Based on the number of lawyer ads we see, you would think it just the opposite, but a recent study co-authored by Intelliseek and Forrester found word-of-mouth behavior among ‘familiars’ trumps all forms of advertising and is more trusted than news or ‘expert commentary. Consumers are 50 percent more likely to be influenced by word-of-mouth recommendations from their peers than by radio/TV ads — a slightly higher level of influence/trust than found in the 2004.

Those who blow off ads are the true influencers of others and this word of mouth influencing is taking place on the Internet – on blogs.

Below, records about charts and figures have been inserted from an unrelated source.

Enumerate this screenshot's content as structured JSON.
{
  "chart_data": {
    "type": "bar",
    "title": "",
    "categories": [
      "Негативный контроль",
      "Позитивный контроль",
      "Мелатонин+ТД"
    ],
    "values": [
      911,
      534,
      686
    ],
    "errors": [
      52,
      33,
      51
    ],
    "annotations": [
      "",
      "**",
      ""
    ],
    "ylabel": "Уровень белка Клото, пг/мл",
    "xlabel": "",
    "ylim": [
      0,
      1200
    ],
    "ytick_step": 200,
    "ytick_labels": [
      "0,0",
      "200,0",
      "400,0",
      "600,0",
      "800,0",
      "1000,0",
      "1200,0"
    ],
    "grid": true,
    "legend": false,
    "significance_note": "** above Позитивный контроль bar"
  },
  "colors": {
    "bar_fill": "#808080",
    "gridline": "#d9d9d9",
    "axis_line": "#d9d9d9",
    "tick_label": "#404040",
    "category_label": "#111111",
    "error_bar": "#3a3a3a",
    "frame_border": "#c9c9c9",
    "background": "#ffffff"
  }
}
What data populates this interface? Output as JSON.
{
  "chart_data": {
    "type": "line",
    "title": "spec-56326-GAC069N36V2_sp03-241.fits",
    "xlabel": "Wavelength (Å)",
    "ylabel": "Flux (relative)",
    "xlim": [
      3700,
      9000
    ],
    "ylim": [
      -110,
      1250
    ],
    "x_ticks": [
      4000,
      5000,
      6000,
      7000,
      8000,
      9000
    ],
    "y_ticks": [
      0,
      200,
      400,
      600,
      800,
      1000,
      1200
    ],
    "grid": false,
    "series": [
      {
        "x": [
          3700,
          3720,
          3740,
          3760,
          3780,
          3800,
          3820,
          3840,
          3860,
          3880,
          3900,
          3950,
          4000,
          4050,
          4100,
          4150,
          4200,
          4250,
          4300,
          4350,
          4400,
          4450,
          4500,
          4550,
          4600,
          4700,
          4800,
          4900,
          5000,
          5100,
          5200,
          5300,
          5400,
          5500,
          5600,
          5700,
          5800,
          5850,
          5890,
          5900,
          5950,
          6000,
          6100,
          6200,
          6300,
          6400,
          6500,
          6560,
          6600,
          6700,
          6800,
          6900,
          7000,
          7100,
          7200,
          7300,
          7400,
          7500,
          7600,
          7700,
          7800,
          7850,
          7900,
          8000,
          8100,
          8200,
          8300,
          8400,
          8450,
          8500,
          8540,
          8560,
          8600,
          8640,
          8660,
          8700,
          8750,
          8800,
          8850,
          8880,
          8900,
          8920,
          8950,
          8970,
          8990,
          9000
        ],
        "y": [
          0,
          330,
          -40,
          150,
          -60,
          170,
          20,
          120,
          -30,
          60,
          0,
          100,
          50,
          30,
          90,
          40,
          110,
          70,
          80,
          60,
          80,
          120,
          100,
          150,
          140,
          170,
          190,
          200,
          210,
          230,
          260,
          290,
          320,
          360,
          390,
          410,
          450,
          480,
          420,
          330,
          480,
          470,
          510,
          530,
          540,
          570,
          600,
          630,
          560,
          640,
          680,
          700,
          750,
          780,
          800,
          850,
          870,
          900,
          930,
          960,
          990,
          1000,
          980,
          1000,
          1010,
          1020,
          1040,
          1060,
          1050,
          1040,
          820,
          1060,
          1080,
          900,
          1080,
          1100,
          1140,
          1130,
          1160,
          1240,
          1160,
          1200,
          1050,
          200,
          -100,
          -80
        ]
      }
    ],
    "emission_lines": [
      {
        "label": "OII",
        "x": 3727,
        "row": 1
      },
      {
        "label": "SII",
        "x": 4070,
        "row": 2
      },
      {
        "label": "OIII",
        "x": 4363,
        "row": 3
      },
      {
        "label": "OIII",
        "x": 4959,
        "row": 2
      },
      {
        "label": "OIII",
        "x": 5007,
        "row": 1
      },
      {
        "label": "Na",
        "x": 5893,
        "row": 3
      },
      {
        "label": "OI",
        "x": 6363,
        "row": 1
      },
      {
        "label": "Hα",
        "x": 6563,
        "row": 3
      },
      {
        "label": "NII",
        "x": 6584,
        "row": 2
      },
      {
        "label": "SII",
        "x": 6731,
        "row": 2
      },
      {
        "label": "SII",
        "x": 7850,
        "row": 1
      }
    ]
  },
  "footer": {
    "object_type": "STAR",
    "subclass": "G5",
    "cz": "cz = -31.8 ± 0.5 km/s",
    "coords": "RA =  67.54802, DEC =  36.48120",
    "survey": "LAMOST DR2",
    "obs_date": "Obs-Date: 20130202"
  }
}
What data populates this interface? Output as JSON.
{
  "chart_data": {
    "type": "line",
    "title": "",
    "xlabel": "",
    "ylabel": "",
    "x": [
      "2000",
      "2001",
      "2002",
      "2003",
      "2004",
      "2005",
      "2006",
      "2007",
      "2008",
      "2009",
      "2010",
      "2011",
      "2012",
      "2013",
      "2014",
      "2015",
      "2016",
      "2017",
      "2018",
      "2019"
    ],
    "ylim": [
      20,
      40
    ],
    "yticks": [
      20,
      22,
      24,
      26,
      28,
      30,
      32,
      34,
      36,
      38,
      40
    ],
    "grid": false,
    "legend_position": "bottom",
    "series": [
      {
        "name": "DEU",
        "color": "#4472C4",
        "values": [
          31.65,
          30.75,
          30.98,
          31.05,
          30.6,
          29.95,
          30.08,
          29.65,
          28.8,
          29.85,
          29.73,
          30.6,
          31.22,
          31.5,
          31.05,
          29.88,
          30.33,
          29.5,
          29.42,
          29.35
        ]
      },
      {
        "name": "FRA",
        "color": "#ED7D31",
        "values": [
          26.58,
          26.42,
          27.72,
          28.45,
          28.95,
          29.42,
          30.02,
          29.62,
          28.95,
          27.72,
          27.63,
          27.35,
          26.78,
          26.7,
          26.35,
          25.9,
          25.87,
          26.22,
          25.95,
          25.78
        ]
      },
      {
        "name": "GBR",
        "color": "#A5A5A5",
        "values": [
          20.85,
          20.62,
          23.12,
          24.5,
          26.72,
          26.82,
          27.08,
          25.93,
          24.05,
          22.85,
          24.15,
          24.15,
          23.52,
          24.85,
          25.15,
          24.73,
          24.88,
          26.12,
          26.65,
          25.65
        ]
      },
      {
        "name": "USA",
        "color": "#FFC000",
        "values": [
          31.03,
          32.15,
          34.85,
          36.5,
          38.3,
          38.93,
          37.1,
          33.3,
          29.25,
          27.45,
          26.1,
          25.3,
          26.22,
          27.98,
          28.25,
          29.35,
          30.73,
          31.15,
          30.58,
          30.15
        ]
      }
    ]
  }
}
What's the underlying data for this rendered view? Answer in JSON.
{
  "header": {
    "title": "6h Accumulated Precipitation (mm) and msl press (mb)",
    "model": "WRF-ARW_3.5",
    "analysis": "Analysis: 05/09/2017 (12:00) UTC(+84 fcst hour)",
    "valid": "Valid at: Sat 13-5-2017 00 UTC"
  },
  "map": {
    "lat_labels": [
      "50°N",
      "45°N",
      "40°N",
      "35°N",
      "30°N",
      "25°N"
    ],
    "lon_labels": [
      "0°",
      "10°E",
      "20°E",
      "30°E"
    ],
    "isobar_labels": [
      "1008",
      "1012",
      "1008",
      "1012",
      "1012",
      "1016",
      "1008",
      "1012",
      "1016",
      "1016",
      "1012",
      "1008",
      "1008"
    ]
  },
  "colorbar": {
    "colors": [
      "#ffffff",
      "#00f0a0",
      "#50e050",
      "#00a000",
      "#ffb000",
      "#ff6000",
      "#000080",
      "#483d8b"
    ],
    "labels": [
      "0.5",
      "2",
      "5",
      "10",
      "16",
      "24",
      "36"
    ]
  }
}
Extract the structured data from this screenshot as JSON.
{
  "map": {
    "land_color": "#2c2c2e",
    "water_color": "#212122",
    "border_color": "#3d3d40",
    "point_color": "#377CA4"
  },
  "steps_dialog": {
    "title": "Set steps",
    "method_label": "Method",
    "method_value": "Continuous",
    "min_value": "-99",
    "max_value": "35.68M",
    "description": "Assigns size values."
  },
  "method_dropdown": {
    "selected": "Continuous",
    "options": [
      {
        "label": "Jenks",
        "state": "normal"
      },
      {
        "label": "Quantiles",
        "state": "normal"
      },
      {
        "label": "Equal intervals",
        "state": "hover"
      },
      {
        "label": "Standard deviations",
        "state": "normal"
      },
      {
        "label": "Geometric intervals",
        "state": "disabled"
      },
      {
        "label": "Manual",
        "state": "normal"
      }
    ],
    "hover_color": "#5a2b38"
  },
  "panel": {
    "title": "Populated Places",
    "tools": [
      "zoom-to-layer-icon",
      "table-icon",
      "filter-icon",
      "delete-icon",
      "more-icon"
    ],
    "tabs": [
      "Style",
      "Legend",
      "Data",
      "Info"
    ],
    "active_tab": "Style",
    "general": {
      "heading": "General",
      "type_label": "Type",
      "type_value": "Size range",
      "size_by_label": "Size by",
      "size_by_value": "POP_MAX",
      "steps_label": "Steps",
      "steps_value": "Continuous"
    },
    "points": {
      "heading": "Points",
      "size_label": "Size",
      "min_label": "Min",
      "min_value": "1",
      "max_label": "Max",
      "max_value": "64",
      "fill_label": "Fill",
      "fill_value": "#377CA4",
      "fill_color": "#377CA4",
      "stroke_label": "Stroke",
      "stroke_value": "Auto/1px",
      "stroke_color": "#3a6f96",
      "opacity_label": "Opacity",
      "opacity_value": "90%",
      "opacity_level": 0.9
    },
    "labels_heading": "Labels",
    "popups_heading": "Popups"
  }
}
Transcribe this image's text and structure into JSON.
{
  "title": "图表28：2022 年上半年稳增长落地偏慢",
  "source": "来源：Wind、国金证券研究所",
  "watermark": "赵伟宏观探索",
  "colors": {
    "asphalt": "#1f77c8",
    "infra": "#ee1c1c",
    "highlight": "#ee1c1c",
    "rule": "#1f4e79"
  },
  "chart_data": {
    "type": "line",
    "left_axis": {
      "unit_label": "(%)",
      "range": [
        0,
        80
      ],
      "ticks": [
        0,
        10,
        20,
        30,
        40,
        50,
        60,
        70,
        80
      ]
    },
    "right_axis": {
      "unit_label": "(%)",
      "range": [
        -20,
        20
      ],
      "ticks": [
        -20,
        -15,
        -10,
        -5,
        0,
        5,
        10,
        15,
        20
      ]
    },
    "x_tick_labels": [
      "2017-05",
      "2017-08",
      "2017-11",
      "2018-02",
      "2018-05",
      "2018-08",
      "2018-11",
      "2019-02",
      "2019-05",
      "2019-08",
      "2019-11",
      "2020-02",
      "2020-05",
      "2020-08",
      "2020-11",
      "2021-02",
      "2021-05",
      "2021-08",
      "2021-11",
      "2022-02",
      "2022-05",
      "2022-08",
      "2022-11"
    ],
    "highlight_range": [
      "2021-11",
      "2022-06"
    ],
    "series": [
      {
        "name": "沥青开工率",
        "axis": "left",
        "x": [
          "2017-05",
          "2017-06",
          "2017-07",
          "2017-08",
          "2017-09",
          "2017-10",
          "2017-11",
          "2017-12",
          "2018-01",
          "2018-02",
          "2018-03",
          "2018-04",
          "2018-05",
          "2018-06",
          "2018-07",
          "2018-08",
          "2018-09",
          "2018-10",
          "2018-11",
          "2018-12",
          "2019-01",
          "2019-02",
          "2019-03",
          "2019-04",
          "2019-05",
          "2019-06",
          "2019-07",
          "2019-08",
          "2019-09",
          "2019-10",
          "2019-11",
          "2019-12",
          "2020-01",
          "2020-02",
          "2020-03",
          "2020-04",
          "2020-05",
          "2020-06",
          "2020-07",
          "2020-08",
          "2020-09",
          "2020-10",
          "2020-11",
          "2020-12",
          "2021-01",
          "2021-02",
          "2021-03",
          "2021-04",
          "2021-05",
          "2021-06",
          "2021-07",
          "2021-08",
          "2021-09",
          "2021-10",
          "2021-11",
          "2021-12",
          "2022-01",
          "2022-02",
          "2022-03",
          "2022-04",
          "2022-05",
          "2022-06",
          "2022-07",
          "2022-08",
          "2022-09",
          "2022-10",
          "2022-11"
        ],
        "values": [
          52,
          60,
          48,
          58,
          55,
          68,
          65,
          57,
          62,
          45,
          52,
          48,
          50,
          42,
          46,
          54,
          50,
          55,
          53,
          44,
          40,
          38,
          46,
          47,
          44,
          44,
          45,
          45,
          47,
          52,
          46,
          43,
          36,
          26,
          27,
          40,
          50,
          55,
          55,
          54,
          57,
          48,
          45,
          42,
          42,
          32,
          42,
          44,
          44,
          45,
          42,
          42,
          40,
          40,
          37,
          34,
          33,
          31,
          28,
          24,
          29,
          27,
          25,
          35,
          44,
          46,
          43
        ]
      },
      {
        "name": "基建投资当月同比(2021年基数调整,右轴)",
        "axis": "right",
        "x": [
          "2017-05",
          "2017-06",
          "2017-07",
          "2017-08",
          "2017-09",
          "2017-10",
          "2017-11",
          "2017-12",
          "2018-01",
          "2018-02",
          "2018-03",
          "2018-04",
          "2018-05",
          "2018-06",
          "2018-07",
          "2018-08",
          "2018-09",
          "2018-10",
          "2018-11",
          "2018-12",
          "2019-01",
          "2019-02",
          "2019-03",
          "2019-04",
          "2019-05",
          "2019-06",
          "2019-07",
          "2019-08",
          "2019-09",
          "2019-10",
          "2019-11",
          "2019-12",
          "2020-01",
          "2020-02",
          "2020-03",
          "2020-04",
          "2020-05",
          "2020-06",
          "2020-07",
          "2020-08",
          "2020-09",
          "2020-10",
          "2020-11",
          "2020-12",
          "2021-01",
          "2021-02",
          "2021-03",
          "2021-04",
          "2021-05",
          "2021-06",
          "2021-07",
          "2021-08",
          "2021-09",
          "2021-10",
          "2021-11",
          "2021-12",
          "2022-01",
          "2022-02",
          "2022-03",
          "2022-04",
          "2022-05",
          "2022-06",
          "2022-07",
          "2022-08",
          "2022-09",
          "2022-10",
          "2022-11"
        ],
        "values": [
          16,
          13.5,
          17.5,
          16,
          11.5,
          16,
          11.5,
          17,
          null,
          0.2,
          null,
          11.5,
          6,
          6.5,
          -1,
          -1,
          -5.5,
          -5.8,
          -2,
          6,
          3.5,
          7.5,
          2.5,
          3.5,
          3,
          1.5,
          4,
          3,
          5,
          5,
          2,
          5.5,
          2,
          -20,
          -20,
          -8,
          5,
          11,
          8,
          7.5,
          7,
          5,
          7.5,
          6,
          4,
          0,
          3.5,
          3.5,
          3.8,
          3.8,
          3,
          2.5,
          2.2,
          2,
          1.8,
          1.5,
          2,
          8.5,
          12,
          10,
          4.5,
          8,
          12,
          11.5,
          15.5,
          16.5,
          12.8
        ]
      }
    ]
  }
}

Intelliseek’s research also finds important correlations between consumers who regularly skip over or delete television or online ads and those who shape, create, and absorb consumer-generated media (defined as experiences, opinions and advice posted on the Internet by consumers for others to read and share). ‘Active ad skippers,’ for example, are 25 percent more likely to create and respond to CGM on Internet message boards, forums and blogs.

Intelliseek CEO Mike Nazzaro during Advertising Week events this week in New York City warned, “The advertising landscape is changing, forcing marketers to broaden and redefine the concepts of media, influence and audience reach. If consumer-generated media is in fact the most effective and trusted form of advertising, it’s critical that marketers begin to measure, manage and influence it and, equally importantly, heed the consequences when consumers turn the message against brands.”

Ads, directories supported by so called expert reviews, ala Martindale-Hubbell, and the like are becoming less and less important. A cut back, not an elimination of funding for that type of marketing, needs to be considered. Influencing public opinion which is running rampant on the net must be addressed by law firms and other companies immediately. If not, you’re gonna be lapped by your competitors.